Every morning started with worship — daily chapel that stitched together voices from across traditions and towns, voices that didn’t always sing on key but carried the weight of presence. In that space, the Spirit met us in ways that were both ordinary and startling. I don’t think I’ll forget the sound of prayers echoing through a tired body that still kept showing up.
The days stretched long — sessions filled with words of opening and words of assessment, moments of being seen and moments of being pushed to see differently. Formation doesn’t come in tidy lines or bullet-point takeaways. It comes in the hallway conversations, the questions asked out loud and the ones scribbled in the margins, the late-night talks that turned strangers into companions for the road ahead.
And yes, there have been trips and stumbles. Physically, emotionally, mentally — I’ve felt the weight of my limits. There were moments I couldn’t quite find my footing, moments where the exhaustion and the newness pressed hard. But there have also been leaps and arches. Leaps into conversations that stretched me past my comfort zone. Arches of grace that rose above the dissonance and reminded me that presence is enough.

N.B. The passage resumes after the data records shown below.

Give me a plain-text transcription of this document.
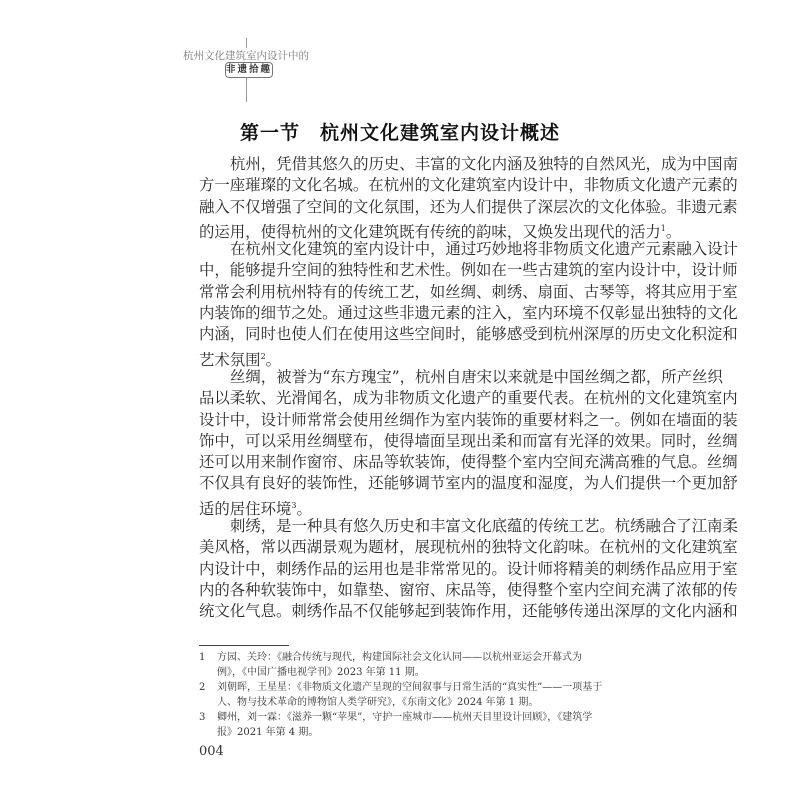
杭州文化建筑室内设计中的
非遗拾趣
第一节　杭州文化建筑室内设计概述
杭州，凭借其悠久的历史、丰富的文化内涵及独特的自然风光，成为中国南
方一座璀璨的文化名城。在杭州的文化建筑室内设计中，非物质文化遗产元素的
融入不仅增强了空间的文化氛围，还为人们提供了深层次的文化体验。非遗元素
的运用，使得杭州的文化建筑既有传统的韵味，又焕发出现代的活力$^1$。
在杭州文化建筑的室内设计中，通过巧妙地将非物质文化遗产元素融入设计
中，能够提升空间的独特性和艺术性。例如在一些古建筑的室内设计中，设计师
常常会利用杭州特有的传统工艺，如丝绸、刺绣、扇面、古琴等，将其应用于室
内装饰的细节之处。通过这些非遗元素的注入，室内环境不仅彰显出独特的文化
内涵，同时也使人们在使用这些空间时，能够感受到杭州深厚的历史文化积淀和
艺术氛围$^2$。
丝绸，被誉为“东方瑰宝”，杭州自唐宋以来就是中国丝绸之都，所产丝织
品以柔软、光滑闻名，成为非物质文化遗产的重要代表。在杭州的文化建筑室内
设计中，设计师常常会使用丝绸作为室内装饰的重要材料之一。例如在墙面的装
饰中，可以采用丝绸壁布，使得墙面呈现出柔和而富有光泽的效果。同时，丝绸
还可以用来制作窗帘、床品等软装饰，使得整个室内空间充满高雅的气息。丝绸
不仅具有良好的装饰性，还能够调节室内的温度和湿度，为人们提供一个更加舒
适的居住环境$^3$。
刺绣，是一种具有悠久历史和丰富文化底蕴的传统工艺。杭绣融合了江南柔
美风格，常以西湖景观为题材，展现杭州的独特文化韵味。在杭州的文化建筑室
内设计中，刺绣作品的运用也是非常常见的。设计师将精美的刺绣作品应用于室
内的各种软装饰中，如靠垫、窗帘、床品等，使得整个室内空间充满了浓郁的传
统文化气息。刺绣作品不仅能够起到装饰作用，还能够传递出深厚的文化内涵和
1	方园、关玲：《融合传统与现代，构建国际社会文化认同——以杭州亚运会开幕式为例》，《中国广播电视学刊》2023 年第 11 期。
2	刘朝晖，王星星：《非物质文化遗产呈现的空间叙事与日常生活的“真实性”——一项基于人、物与技术革命的博物馆人类学研究》，《东南文化》2024 年第 1 期。
3	卿州，刘一霖：《滋养一颗“苹果”，守护一座城市——杭州天目里设计回顾》，《建筑学报》2021 年第 4 期。
004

I haven’t just met people. I’ve met the kind of people who are needed — people I needed, and who in some mysterious way also needed me. We laughed about kings and emperors, with Kuzco sneaking into our conversations like an unexpected prophet — reminding us how humor, humility, and a little “no touchy” can carry sacred weight when shared honestly. Underneath the laughter was something fierce and holy: bonds made of Spirit, trust, and the recognition that we were meant to cross paths.
There was one who carried my weight — the backpacks and books, the outstretched hands and the steadying balance when I needed it most. And somehow, even in that, grace made sure it was someone who knew what it meant to carry more than themselves. Someone whose own story holds laughter about emperors and “no touchy,” and a love that shows up in unexpected places. I have no doubt it was all because of the One who carries all our worldly weight.
I’ve had to navigate more than the campus. I’ve had to navigate myself — the way I show up, the places I shrink back, the courage it takes to admit both. Prolog week hasn’t been about perfect answers; it’s been about letting myself be stretched, broken open, and still held in a community that makes space for the mess.
By now I’m tired— the kind of tired that goes deeper than sleep. But I’m also awake in new ways. Awake to the questions that won’t leave me alone. Awake to the fact that my story is being reshaped by the stories I’ve now encountered. Awake to the reality that grace is big enough to hold our scattered attempts at faith, learning, and life together.
I’ll carry home more than notes and books. I’ll carry the ache of growth, the weight of new community, the stumbles and the leaps, the trips and the arches — all of it bound together by a grace that wrecks and remakes. This is just the beginning, but already the road feels wider and holier than I could have imagined.